Staying safe requires a constant awareness of your surroundings.
As I started typing my first safety column of the year, I briefly considered writing something that safety managers, supervisors and others could use to inspire workers to reduce fatalities, injuries and accidents in 2010.
But you probably didn't receive this issue of Waste Age until late January, and maybe the Super Bowl in February was played before you actually read this column, so identifying “10 things to do in 2010” may not be timely. I don't know who's going to win the Super Bowl (it won't be the Redskins!), but you can bet that many in the industry and I will be watching “Undercover Boss” after the big game to see how Larry O'Donnell,'s president, does in his television series debut.
Two incidents involving my children during winter break were unpleasant reminders that “safety” isn't just a word for the workplace. Being safe starts when you wake up in the morning.
Late December and early January were unusually cold and snowy in much of the East and South (hope you bought orange juice futures!). My younger son spent much of his winter vacation inside and at one point stubbed his foot on a door. Although my instinct was simply to put ice on it and tape his swollen toe, my much smarter spouse decided a visit to a local urgent care center was needed. They determined he had broken his toe, but don't worry, he'll be running around like normal by the time you read this.
A more serious incident occurred on my older son's second day back to school in January.
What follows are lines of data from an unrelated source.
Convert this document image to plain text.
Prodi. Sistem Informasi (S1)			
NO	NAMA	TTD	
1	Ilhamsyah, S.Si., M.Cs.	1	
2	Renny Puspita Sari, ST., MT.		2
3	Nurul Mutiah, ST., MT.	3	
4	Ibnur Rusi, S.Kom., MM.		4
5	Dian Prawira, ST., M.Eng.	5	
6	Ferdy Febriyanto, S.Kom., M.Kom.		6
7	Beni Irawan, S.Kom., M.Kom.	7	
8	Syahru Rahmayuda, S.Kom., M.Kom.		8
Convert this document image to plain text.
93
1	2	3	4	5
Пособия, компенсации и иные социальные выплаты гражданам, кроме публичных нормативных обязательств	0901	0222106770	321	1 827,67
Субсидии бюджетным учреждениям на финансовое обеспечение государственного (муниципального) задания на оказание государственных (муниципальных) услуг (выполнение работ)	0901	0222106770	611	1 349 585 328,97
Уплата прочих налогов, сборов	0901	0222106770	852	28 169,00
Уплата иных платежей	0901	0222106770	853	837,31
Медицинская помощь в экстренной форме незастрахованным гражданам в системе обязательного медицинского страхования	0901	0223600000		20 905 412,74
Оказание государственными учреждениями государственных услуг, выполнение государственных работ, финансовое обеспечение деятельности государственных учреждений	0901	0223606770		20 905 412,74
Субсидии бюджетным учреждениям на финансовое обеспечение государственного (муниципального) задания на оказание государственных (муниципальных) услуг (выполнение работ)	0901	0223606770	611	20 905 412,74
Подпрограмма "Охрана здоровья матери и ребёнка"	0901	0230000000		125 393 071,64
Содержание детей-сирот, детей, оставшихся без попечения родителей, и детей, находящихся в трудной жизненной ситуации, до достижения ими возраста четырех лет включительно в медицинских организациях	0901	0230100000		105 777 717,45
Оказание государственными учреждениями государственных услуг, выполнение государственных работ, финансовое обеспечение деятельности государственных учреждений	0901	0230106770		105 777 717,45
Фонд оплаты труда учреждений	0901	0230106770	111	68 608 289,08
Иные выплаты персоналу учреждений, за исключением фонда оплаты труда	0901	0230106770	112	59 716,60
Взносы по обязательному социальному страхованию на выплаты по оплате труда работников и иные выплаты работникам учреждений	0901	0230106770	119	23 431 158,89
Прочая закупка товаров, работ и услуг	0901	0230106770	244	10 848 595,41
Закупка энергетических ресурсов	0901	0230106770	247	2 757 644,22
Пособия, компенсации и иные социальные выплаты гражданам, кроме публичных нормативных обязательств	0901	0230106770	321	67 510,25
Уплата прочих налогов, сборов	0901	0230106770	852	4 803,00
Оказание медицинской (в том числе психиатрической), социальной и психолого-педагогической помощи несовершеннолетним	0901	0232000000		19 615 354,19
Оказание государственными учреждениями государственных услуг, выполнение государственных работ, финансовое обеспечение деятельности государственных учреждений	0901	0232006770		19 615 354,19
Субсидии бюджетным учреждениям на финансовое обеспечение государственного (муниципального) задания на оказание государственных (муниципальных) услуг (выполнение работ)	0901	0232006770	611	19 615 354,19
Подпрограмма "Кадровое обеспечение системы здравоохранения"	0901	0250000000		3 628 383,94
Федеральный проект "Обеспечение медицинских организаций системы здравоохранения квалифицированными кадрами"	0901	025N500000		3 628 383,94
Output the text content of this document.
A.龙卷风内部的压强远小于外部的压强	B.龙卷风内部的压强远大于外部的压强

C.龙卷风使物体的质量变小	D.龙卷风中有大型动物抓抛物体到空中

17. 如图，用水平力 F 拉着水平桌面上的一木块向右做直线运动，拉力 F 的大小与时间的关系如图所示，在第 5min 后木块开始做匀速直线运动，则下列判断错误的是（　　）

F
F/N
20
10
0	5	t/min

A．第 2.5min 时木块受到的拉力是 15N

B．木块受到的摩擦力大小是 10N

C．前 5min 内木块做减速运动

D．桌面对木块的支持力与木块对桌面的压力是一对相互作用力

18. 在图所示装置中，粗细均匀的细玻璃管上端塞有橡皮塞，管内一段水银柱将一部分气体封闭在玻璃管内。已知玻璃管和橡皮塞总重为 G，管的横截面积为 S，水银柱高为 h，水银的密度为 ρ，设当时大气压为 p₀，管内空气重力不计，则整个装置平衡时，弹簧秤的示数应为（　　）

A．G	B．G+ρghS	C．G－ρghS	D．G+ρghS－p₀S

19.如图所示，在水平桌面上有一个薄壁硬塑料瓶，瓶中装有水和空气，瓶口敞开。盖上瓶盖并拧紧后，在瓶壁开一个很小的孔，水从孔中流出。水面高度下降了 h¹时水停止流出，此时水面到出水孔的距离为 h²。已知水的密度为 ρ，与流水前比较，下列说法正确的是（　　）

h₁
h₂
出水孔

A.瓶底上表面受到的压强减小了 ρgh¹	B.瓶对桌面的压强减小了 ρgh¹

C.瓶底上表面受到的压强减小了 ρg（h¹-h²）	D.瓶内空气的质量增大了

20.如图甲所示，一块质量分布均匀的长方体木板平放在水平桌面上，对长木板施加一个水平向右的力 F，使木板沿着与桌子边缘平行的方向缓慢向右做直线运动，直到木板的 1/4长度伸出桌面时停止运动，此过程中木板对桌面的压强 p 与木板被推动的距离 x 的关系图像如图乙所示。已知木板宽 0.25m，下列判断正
After school, he was walking across the school parking lot and was struck by a vehicle backing out of a parking space. Fortunately, the SUV was going very slowly, but my son fell over from the impact and was walking with a limp afterwards.
When he mentioned it to my much smarter spouse, and added that his back had started to hurt, she quickly took him to the urgent care center (too bad they didn't have a two-for-one special!). Luckily, all he had was a bruise and after some Advil and ice, he seemed fine.
This second incident allowed me to put my accident investigation hat on: what were you doing when the SUV hit you? (“Walking, duh.” Teenagers!). Were you texting? (He says he was holding his cell phone but wasn't reading or sending a text. I checked his phone, and he was telling the truth). Were you distracted by something else? (He says no). We discussed how important it is to pay attention to your surroundings, particularly when walking in a parking lot, and what he might do to avoid similar incidents in the future. Sound familiar?
Your company and local sanitation department probably had minor accidents in 2009. It is essential to investigate them properly to understand their root causes and explain to workers what they need to do to avoid future accidents. My family was lucky — both incidents were relatively minor, and my sons are okay. Many of you drive big garbage trucks on busy city streets and highways all day and night, and face a wide variety of workplace hazards. When someone loses their safety focus in that environment, or at a disposal facility, the consequences can be deadly. Remind your drivers, helpers and other workers of that fact, as often as possible.
This column contains several attempts at humor, but safety is no joke. Make a serious commitment to staying safe in 2010.
David Biderman is general counsel for the National Solid Wastes Management Association. He oversees the organization's safety programs.